つまり、スピリチュアリティの言葉や超越的な視点での解釈フレームが、求心力を持ち始めるんですね。
私も、セルフケアとして瞑想をしたりすることもあるのですが、ふと、「あの先輩の病気が治るといいな」などと「祈り」に近いことをしていると、なぜか自分もすっと楽になる瞬間があり、祈るような時間がいかに精神衛生上重要かは実感しています。
また、私は『VOGUE GIRL』の「しいたけ占い」が好きなんですが、あれは「占い」といっても、よく読むと、ほとんどが「励まし」の言葉で書かれているから、心にすっと入ってくるわけですね。
本当にしいたけさんの文章は、心に優しいし「効く」と思います。
スピリチュアルというと、すぐ死後の世界とか、怪しげな霊感商法とすぐ結び付くイメージがありますが、ここでいうスピリチュアルは、より広いライフスタイルに関連した知恵を指します。
スピリチュアルと賢くつき合う
実際に、スピリチュアルなものと、賢くつき合っている人たちも多くいるのです。好むと好まざるとにかかわらず、コロナ時代に、スピリチュアルは、セルフケアのコアになりつつあると感じます。実際、統計的にも、面白い傾向が見られます。
例えば、NHKが定点観測的に調査しているデータに「現代日本人の意識構造」がありますが、戦後からの傾向では「宗教心は失われているけれど、スピリチュアルへの関心は高まっている」ということが見て取れるんですね。
これは、生活者の実感としても、よくわかる傾向です。お葬式とか、お墓参りなどの時じゃないと、普段からお寺に行ったりしないけれども、仕事運とかを気にして、ちょっとした占いを受けたり、旅行のついでに神社に寄って、お参りをしたり、お守りを購入したりしますよね。
それも広義のスピリチュアリティだと捉えてみれば、その需要は高まっているのです。
VRやARを使ってヒーリングを行う魔女たち
一方、欧米や中国でも、これらのスピリチュアルのブームが盛んに起こっていて、若い人たちから熱烈な支持が集まっているのが現状です。
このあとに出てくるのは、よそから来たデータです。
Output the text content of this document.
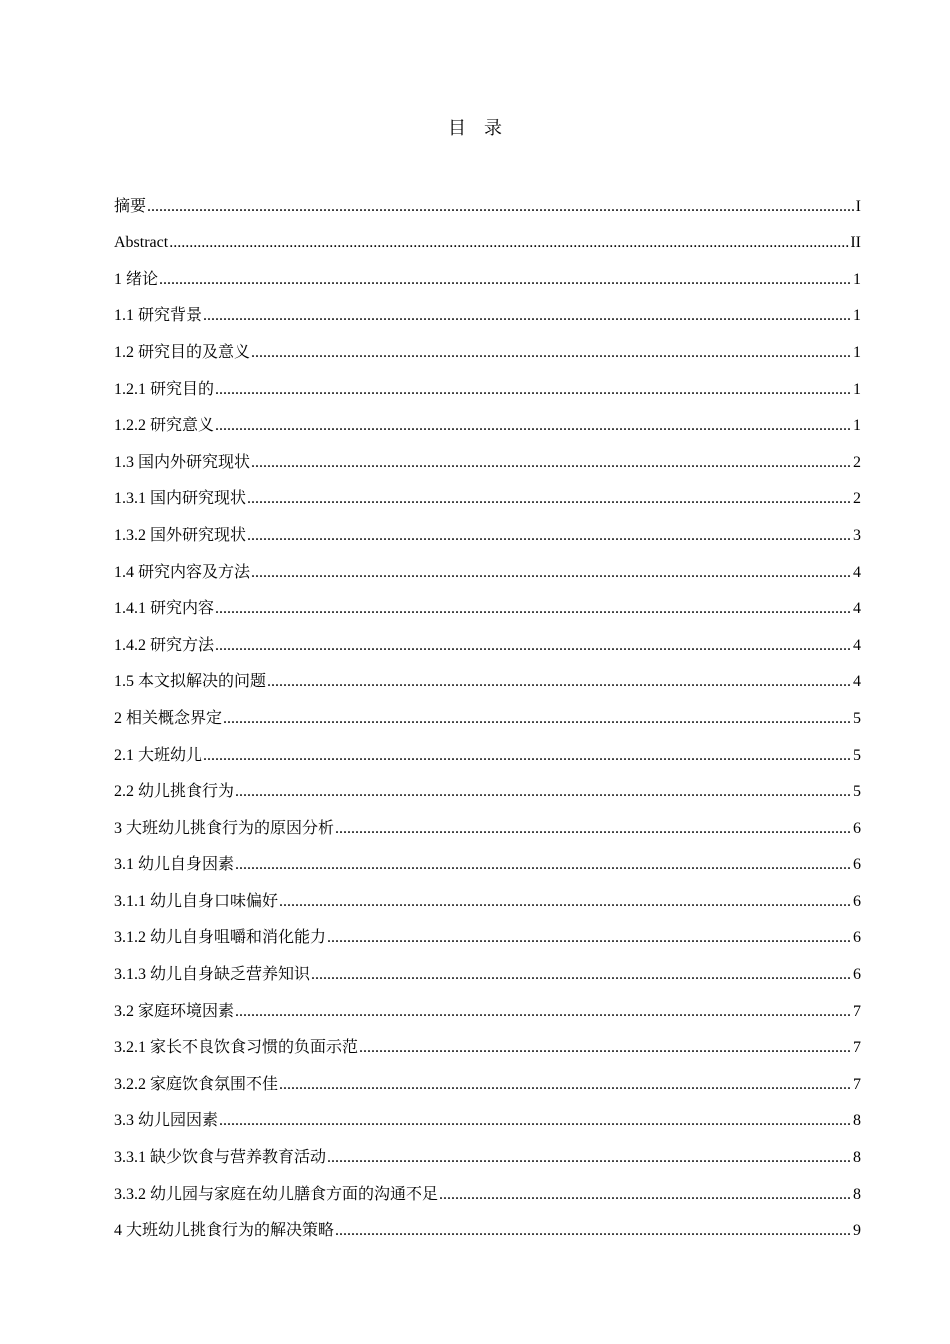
目　录
摘要 .....	I
Abstract .....	II
1 绪论 .....	1
1.1 研究背景 .....	1
1.2 研究目的及意义 .....	1
1.2.1 研究目的 .....	1
1.2.2 研究意义 .....	1
1.3 国内外研究现状 .....	2
1.3.1 国内研究现状 .....	2
1.3.2 国外研究现状 .....	3
1.4 研究内容及方法 .....	4
1.4.1 研究内容 .....	4
1.4.2 研究方法 .....	4
1.5 本文拟解决的问题 .....	4
2 相关概念界定 .....	5
2.1 大班幼儿 .....	5
2.2 幼儿挑食行为 .....	5
3 大班幼儿挑食行为的原因分析 .....	6
3.1 幼儿自身因素 .....	6
3.1.1 幼儿自身口味偏好 .....	6
3.1.2 幼儿自身咀嚼和消化能力 .....	6
3.1.3 幼儿自身缺乏营养知识 .....	6
3.2 家庭环境因素 .....	7
3.2.1 家长不良饮食习惯的负面示范 .....	7
3.2.2 家庭饮食氛围不佳 .....	7
3.3 幼儿园因素 .....	8
3.3.1 缺少饮食与营养教育活动 .....	8
3.3.2 幼儿园与家庭在幼儿膳食方面的沟通不足 .....	8
4 大班幼儿挑食行为的解决策略 .....	9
面白いのは、従来の占星術などのメソッドに、ITや、サイエンスの知見が融合した新たなサービスが生まれ、人気になっていることです。
例えば、占星術アプリの「Co-Star」は、アプリに生まれた日時と場所を入力すると、NASAが公開している衛星の軌道のデータを読み込み、リアルタイムにユーザーの「運勢」が刻一刻と変わっていく様子を配信するサービスを提供しています。高度なサイエンスと、スピリチュアルの融合です。
また、雑誌『WIRED』は、現代に生きる「魔女」に関して、リスペクトを持って紹介しています。
記事によれば、アメリカ西海岸で、現代の魔女活動をしている人たちは、最新のテクノロジーのVR(仮想現実)やAR(拡張現実)を使って、ヒーリングなどを行っているそうです。
もともと、VRの技術は、西海岸のヒッピーや、サブカルチャーの牽引者たちが構想した技術だったことを考えると、一周回って、今を生きる魔女たちが、西海岸でVRを使って儀式を行っているのは、さもありなんです。